South Africa were nearly flawless in their chase save a few untimely dismissals. Hashim Amla’s foot moved no where as he hung his bat to a delivery outside off and edged it to the ‘keeper. Reeza Hendricks, who looked in good touch, slashed at a short delivery outside off to give Shaheen Afridi a catch at third man. The big difference from Pakistan’s effort, however, was that South Africa scored at almost seven an over in the first powerplay, and by the time the second wicket fell, the hosts were left needing only 141 off 212 balls.
De Kock and Faf du Plessis carried on the good work with another steady stand, yielding 46. The former had shifted up another gear during the course of this stand and looked well on his way to a century before he mistimed a slog, allowing substitute fielder Hasan Ali to take a fine catch running backwards.
With three all-rounders and three lower order batsmen in the line-up, Pakistan at that point were in a space where they could have turned the momentum. All they needed was a few quick wickets. But they got none. Rassie van der Dussen and du Plessis carry forward South Africa’s charge with ease from thereon.

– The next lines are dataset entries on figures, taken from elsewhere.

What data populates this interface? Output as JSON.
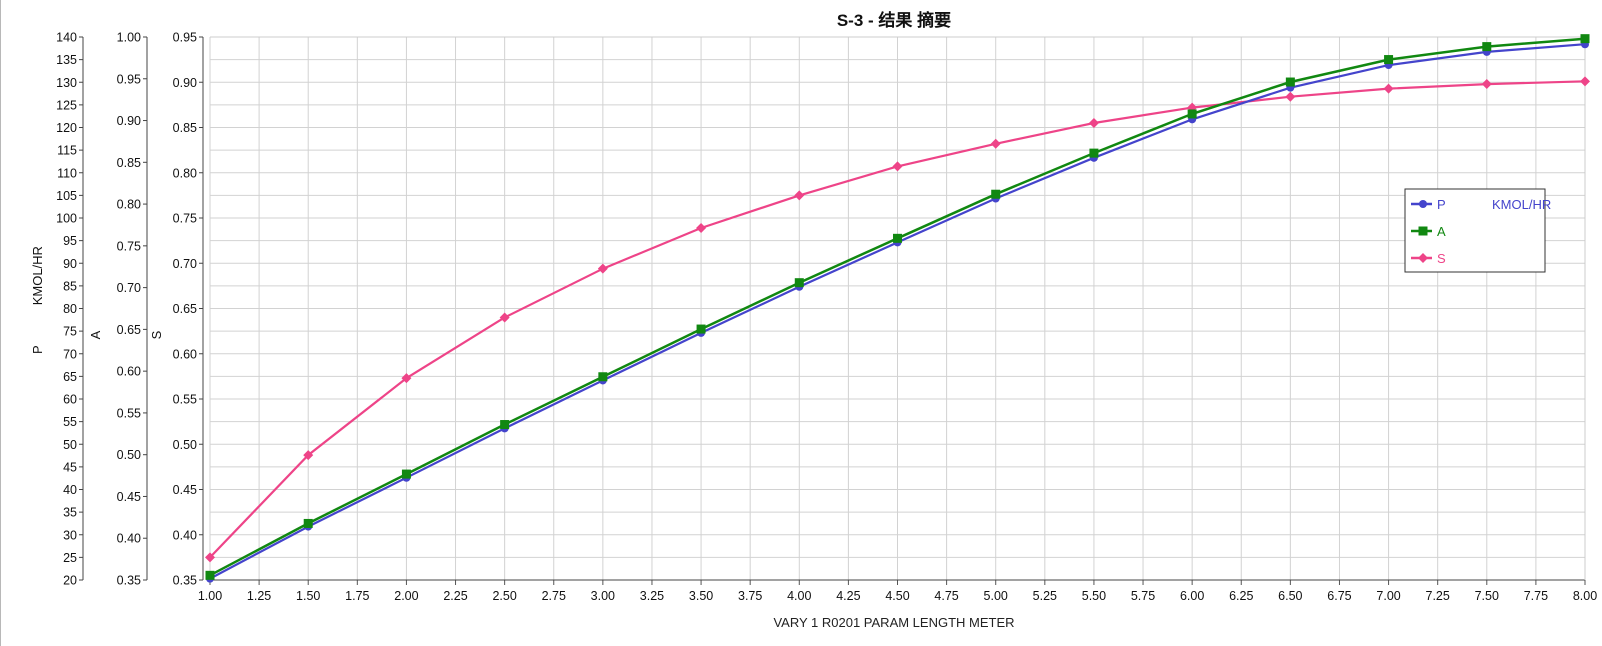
{
  "chart_data": {
    "type": "line",
    "title": "S-3 - 结果 摘要",
    "xlabel": "VARY   1 R0201    PARAM    LENGTH    METER",
    "x": [
      1.0,
      1.5,
      2.0,
      2.5,
      3.0,
      3.5,
      4.0,
      4.5,
      5.0,
      5.5,
      6.0,
      6.5,
      7.0,
      7.5,
      8.0
    ],
    "xlim": [
      1.0,
      8.0
    ],
    "x_ticks": [
      "1.00",
      "1.25",
      "1.50",
      "1.75",
      "2.00",
      "2.25",
      "2.50",
      "2.75",
      "3.00",
      "3.25",
      "3.50",
      "3.75",
      "4.00",
      "4.25",
      "4.50",
      "4.75",
      "5.00",
      "5.25",
      "5.50",
      "5.75",
      "6.00",
      "6.25",
      "6.50",
      "6.75",
      "7.00",
      "7.25",
      "7.50",
      "7.75",
      "8.00"
    ],
    "grid": true,
    "legend_position": "right",
    "legend_unit": "KMOL/HR",
    "y_axes": [
      {
        "id": "P",
        "label_name": "P",
        "label_unit": "KMOL/HR",
        "ylim": [
          20,
          140
        ],
        "ticks": [
          "20",
          "25",
          "30",
          "35",
          "40",
          "45",
          "50",
          "55",
          "60",
          "65",
          "70",
          "75",
          "80",
          "85",
          "90",
          "95",
          "100",
          "105",
          "110",
          "115",
          "120",
          "125",
          "130",
          "135",
          "140"
        ]
      },
      {
        "id": "A",
        "label_name": "A",
        "ylim": [
          0.35,
          1.0
        ],
        "ticks": [
          "0.35",
          "0.40",
          "0.45",
          "0.50",
          "0.55",
          "0.60",
          "0.65",
          "0.70",
          "0.75",
          "0.80",
          "0.85",
          "0.90",
          "0.95",
          "1.00"
        ]
      },
      {
        "id": "S",
        "label_name": "S",
        "ylim": [
          0.35,
          0.95
        ],
        "ticks": [
          "0.35",
          "0.40",
          "0.45",
          "0.50",
          "0.55",
          "0.60",
          "0.65",
          "0.70",
          "0.75",
          "0.80",
          "0.85",
          "0.90",
          "0.95"
        ]
      }
    ],
    "series": [
      {
        "name": "P",
        "axis": "P",
        "color": "#4444cc",
        "marker": "circle",
        "values": [
          20.3,
          31.8,
          42.6,
          53.5,
          64.1,
          74.6,
          84.8,
          94.6,
          104.3,
          113.3,
          121.8,
          128.8,
          133.8,
          136.7,
          138.4
        ]
      },
      {
        "name": "A",
        "axis": "A",
        "color": "#118811",
        "marker": "square",
        "values": [
          0.3556,
          0.4177,
          0.4768,
          0.5361,
          0.5933,
          0.6504,
          0.7059,
          0.759,
          0.8118,
          0.861,
          0.9079,
          0.9461,
          0.973,
          0.9885,
          0.998
        ]
      },
      {
        "name": "S",
        "axis": "S",
        "color": "#ee4488",
        "marker": "diamond",
        "values": [
          0.375,
          0.488,
          0.573,
          0.64,
          0.694,
          0.739,
          0.775,
          0.807,
          0.832,
          0.855,
          0.872,
          0.884,
          0.893,
          0.898,
          0.901
        ]
      }
    ]
  }
}
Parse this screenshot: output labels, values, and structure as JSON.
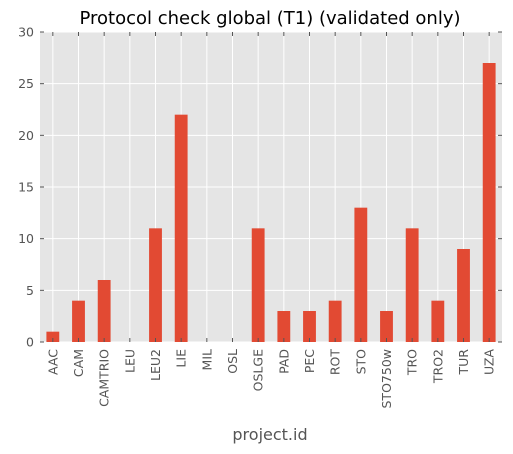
{
  "chart_data": {
    "type": "bar",
    "title": "Protocol check global (T1) (validated only)",
    "xlabel": "project.id",
    "ylabel": "",
    "categories": [
      "AAC",
      "CAM",
      "CAMTRIO",
      "LEU",
      "LEU2",
      "LIE",
      "MIL",
      "OSL",
      "OSLGE",
      "PAD",
      "PEC",
      "ROT",
      "STO",
      "STO750w",
      "TRO",
      "TRO2",
      "TUR",
      "UZA"
    ],
    "values": [
      1,
      4,
      6,
      0,
      11,
      22,
      0,
      0,
      11,
      3,
      3,
      4,
      13,
      3,
      11,
      4,
      9,
      27
    ],
    "ylim": [
      0,
      30
    ],
    "yticks": [
      0,
      5,
      10,
      15,
      20,
      25,
      30
    ],
    "grid": true,
    "legend": "none",
    "colors": {
      "bar": "#E24A33",
      "plot_background": "#E5E5E5",
      "grid": "#FFFFFF",
      "tick_label": "#555555"
    }
  }
}
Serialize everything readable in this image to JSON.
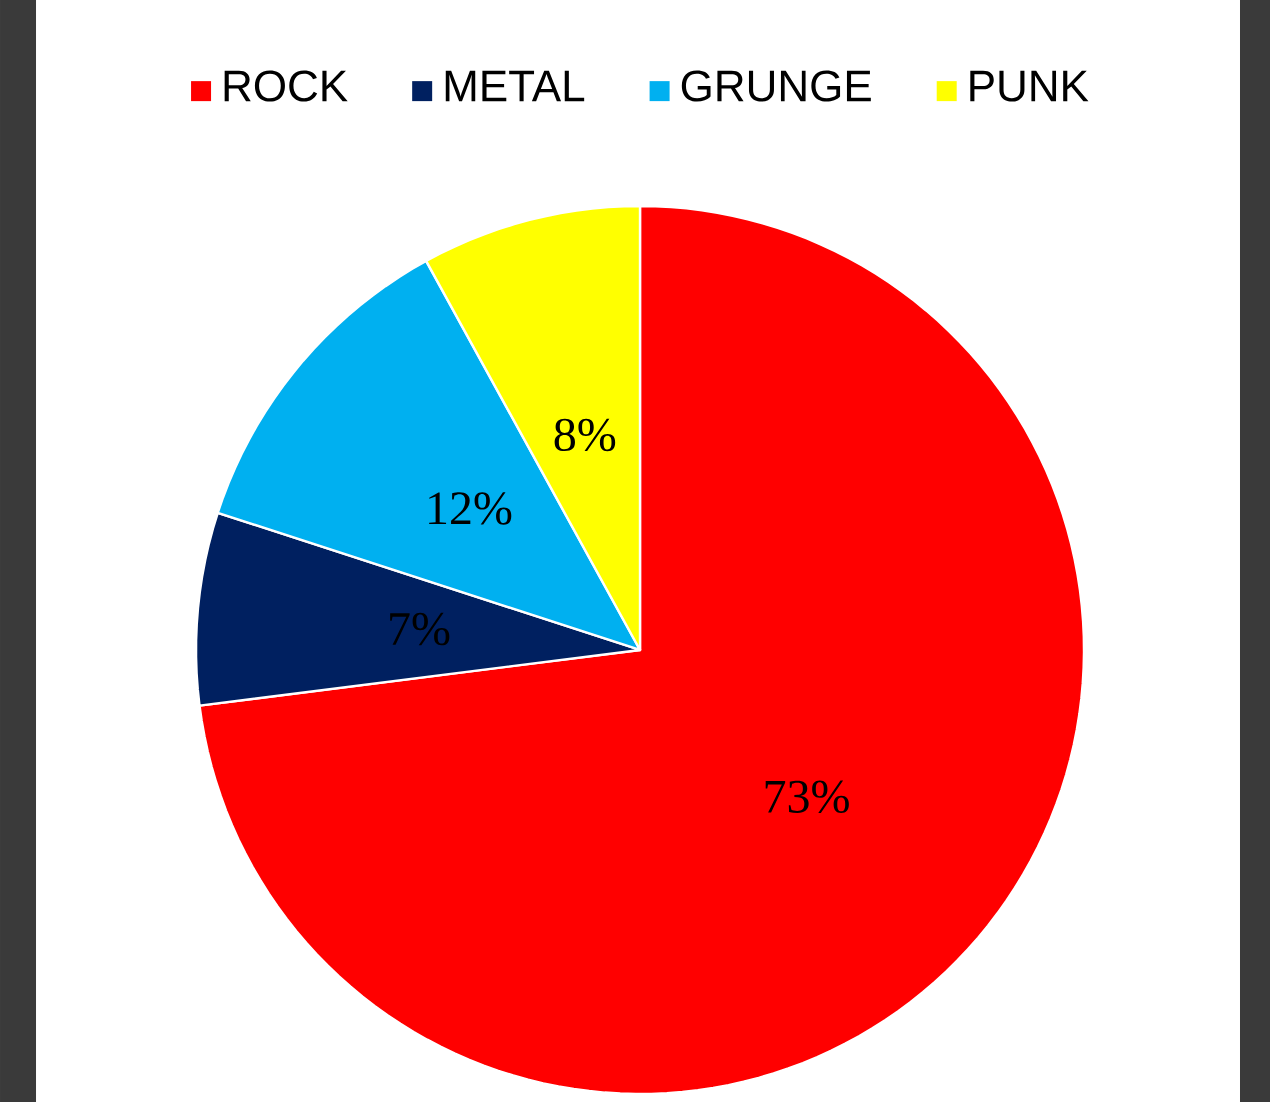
{
  "chart_data": {
    "type": "pie",
    "categories": [
      "ROCK",
      "METAL",
      "GRUNGE",
      "PUNK"
    ],
    "values": [
      73,
      7,
      12,
      8
    ],
    "colors": [
      "#ff0000",
      "#002060",
      "#00b0f0",
      "#ffff00"
    ],
    "value_labels": [
      "73%",
      "7%",
      "12%",
      "8%"
    ],
    "legend": "top"
  }
}
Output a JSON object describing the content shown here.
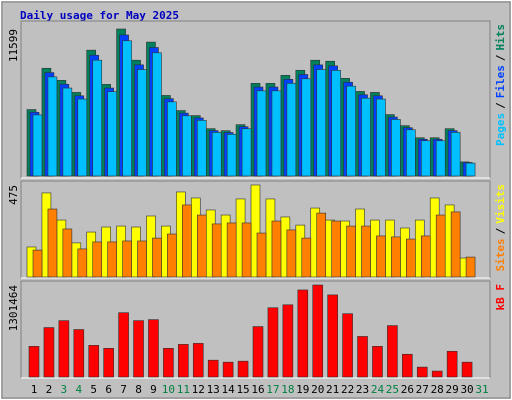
{
  "chart_data": {
    "type": "bar",
    "title": "Daily usage for May 2025",
    "categories": [
      "1",
      "2",
      "3",
      "4",
      "5",
      "6",
      "7",
      "8",
      "9",
      "10",
      "11",
      "12",
      "13",
      "14",
      "15",
      "16",
      "17",
      "18",
      "19",
      "20",
      "21",
      "22",
      "23",
      "24",
      "25",
      "26",
      "27",
      "28",
      "29",
      "30",
      "31"
    ],
    "tick_label_colors": [
      "#000000",
      "#000000",
      "#008040",
      "#008040",
      "#000000",
      "#000000",
      "#000000",
      "#000000",
      "#000000",
      "#008040",
      "#008040",
      "#000000",
      "#000000",
      "#000000",
      "#000000",
      "#000000",
      "#008040",
      "#008040",
      "#000000",
      "#000000",
      "#000000",
      "#000000",
      "#000000",
      "#008040",
      "#008040",
      "#000000",
      "#000000",
      "#000000",
      "#000000",
      "#000000",
      "#008040"
    ],
    "legend_separator": "/",
    "panels": [
      {
        "ylim": [
          0,
          11599
        ],
        "yticks": [
          11599
        ],
        "series": [
          {
            "name": "Hits",
            "color": "#00805c",
            "values": [
              5243,
              8500,
              7547,
              6594,
              9930,
              7229,
              11599,
              9136,
              10566,
              6356,
              5164,
              4767,
              3734,
              3575,
              4052,
              7309,
              7309,
              7944,
              8342,
              9136,
              9057,
              7706,
              6673,
              6594,
              4846,
              3972,
              3019,
              3019,
              3734,
              1112,
              0
            ]
          },
          {
            "name": "Files",
            "color": "#0040ff",
            "values": [
              5030,
              8160,
              7240,
              6330,
              9530,
              6940,
              11130,
              8770,
              10140,
              6100,
              4960,
              4580,
              3580,
              3430,
              3890,
              7020,
              7020,
              7630,
              8010,
              8770,
              8690,
              7400,
              6410,
              6330,
              4650,
              3810,
              2900,
              2900,
              3580,
              1070,
              0
            ]
          },
          {
            "name": "Pages",
            "color": "#00c0ff",
            "values": [
              4820,
              7820,
              6940,
              6070,
              9140,
              6650,
              10670,
              8400,
              9720,
              5850,
              4750,
              4390,
              3440,
              3290,
              3730,
              6720,
              6720,
              7310,
              7670,
              8400,
              8330,
              7090,
              6140,
              6070,
              4460,
              3650,
              2780,
              2780,
              3440,
              1020,
              0
            ]
          }
        ]
      },
      {
        "ylim": [
          0,
          475
        ],
        "yticks": [
          475
        ],
        "series": [
          {
            "name": "Visits",
            "color": "#ffff00",
            "values": [
              155,
              434,
              294,
              176,
              232,
              258,
              263,
              258,
              315,
              263,
              439,
              408,
              346,
              320,
              403,
              475,
              403,
              310,
              268,
              356,
              294,
              289,
              351,
              294,
              294,
              253,
              294,
              408,
              372,
              98,
              0
            ]
          },
          {
            "name": "Sites",
            "color": "#ff8000",
            "values": [
              139,
              351,
              248,
              145,
              181,
              181,
              186,
              186,
              201,
              222,
              372,
              320,
              274,
              279,
              279,
              227,
              289,
              243,
              201,
              330,
              289,
              263,
              263,
              212,
              207,
              196,
              212,
              320,
              336,
              103,
              0
            ]
          }
        ]
      },
      {
        "ylim": [
          0,
          1301464
        ],
        "yticks": [
          1301464
        ],
        "series": [
          {
            "name": "kB F",
            "color": "#ff0000",
            "values": [
              433800,
              699700,
              797700,
              671700,
              447800,
              405800,
              909600,
              797700,
              811700,
              405800,
              461800,
              475800,
              237900,
              209900,
              223900,
              713700,
              979600,
              1021600,
              1231500,
              1301464,
              1161500,
              895600,
              573800,
              433800,
              727700,
              321900,
              139900,
              84000,
              363800,
              209900,
              0
            ]
          }
        ]
      }
    ]
  }
}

None of the Pakistani bowlers managed to cause any sort of trouble, with Shadab Khan proving to be the most expensive – 0 for 78.
Earlier in the day, Pakistan were restricted to 240 for 8. Having lost the wicket of the in-form opener Imam ul Haq early, the platform for their innings was laid by a half-century stand by Fakhar Zaman and Babar Azam.
Azam was in sublime form and didn’t allow the South African bowlers to dominate despite an early strike. However, before Pakistan could take control of the contest, he was bowled in a bizarre fashion as he shuffled across his stumps oblivious to the straight line only to lose his leg stump.
Zaman, who had got a life earlier in the innings, when his edge to Hashim Amla at slips was spilled, made good of the generosity and stroked his way to a rather controlled half-century.
However, Andile Phehlukwayo and Pretorius kept picking crucial wickets in the middle overs, sharing two spoils each. Shoaib Malik, who was involved in a miscommunication with Shadab, was run out soon after to leave the visitors reeling at 174 for 6 in 39 overs. However, Imad Wasim’s cameo in the death overs – a 31-ball 47* – allowed Pakistan to post a fighting total. However, it proved too little to compete with South Africa’s clinical batting display.
Brief Scores: Pakistan 240/8 in 50 overs (Fakhar Zaman 70, Imad Wasim 47*; Andile Phehlukwayo 2-42, Dwaine Pretorius 2-46) lost to South Africa 241/3 in 40 overs (Quinton de Kock 83, Faf du Plessis 50*, Rassie van der Dussen 50*; Shaheen Afridi 1 -34) by 7 wickets.